Fas-induced apoptosis in mouse hepatocytes is dependent on C/EBPbeta.

Abstract

Apoptotic cell death in the liver in response to activation of the Fas pathway has been implicated in human disease states as well as liver remodeling and tissue repair. C/EBPbeta, a member of the CCAAT enhancer binding protein family of bZIP transcription factors has been linked to both growth response and apoptotic targets in the liver, and, therefore, is a likely candidate for the regulation of apoptotic liver injury.

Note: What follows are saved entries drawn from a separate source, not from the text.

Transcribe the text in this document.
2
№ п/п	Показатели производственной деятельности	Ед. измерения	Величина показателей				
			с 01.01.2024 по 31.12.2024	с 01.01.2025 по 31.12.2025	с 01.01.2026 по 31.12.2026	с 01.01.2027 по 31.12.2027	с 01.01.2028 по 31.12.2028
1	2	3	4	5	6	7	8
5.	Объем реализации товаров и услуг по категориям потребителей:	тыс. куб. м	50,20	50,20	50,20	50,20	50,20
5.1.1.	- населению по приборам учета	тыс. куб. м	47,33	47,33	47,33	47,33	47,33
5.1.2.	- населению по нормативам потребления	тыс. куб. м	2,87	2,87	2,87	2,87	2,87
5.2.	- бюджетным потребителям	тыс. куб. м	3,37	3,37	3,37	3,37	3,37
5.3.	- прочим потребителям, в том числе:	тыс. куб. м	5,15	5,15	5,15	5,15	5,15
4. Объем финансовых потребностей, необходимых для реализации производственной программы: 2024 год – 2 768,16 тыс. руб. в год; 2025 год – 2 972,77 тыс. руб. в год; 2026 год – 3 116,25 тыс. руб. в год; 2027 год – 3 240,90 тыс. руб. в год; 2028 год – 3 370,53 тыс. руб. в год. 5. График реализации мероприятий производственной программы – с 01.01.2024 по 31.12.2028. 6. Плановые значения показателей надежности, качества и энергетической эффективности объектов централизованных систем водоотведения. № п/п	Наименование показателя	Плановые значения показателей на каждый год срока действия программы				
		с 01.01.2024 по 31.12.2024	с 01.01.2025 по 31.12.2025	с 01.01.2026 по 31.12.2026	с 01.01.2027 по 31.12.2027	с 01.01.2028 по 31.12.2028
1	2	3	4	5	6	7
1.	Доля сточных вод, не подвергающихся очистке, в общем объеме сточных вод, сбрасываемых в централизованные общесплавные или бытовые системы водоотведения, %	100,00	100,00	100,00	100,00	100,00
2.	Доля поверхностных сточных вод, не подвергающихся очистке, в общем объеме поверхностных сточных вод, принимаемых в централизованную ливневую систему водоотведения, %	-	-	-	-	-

We investigated differences in apoptotic cell death in the livers of C/EBPbeta-null mice using the Jo-2 agonistic anti-Fas antibody. Apoptotic injury was dramatically reduced in C/EBPbeta -/- livers as shown by a nearly 20-fold reduction in apoptotic hepatocytes 6 hours post-Jo-2 treatment in C/EBPbeta -/- hepatocytes compared with controls (P < .04) and reduced activation of caspase 3. Bid cleavage occurred in Jo-2 treated C/EBPbeta -/- livers indicating a block of Fas-induced injury distal to the death-inducing signaling complex. The level of the antiapoptotic protein bcl-x(L) was increased greater than tenfold in the mutant animals (P < .04), which can, at least in part, account for the protection from Fas-mediated apoptosis. In contrast, bcl-x(L) mRNA levels were unchanged. These observations link C/EBPbeta to Fas-induced hepatocyte apoptosis through a mechanism that likely involves translational or posttranslational regulation of bcl-x(L).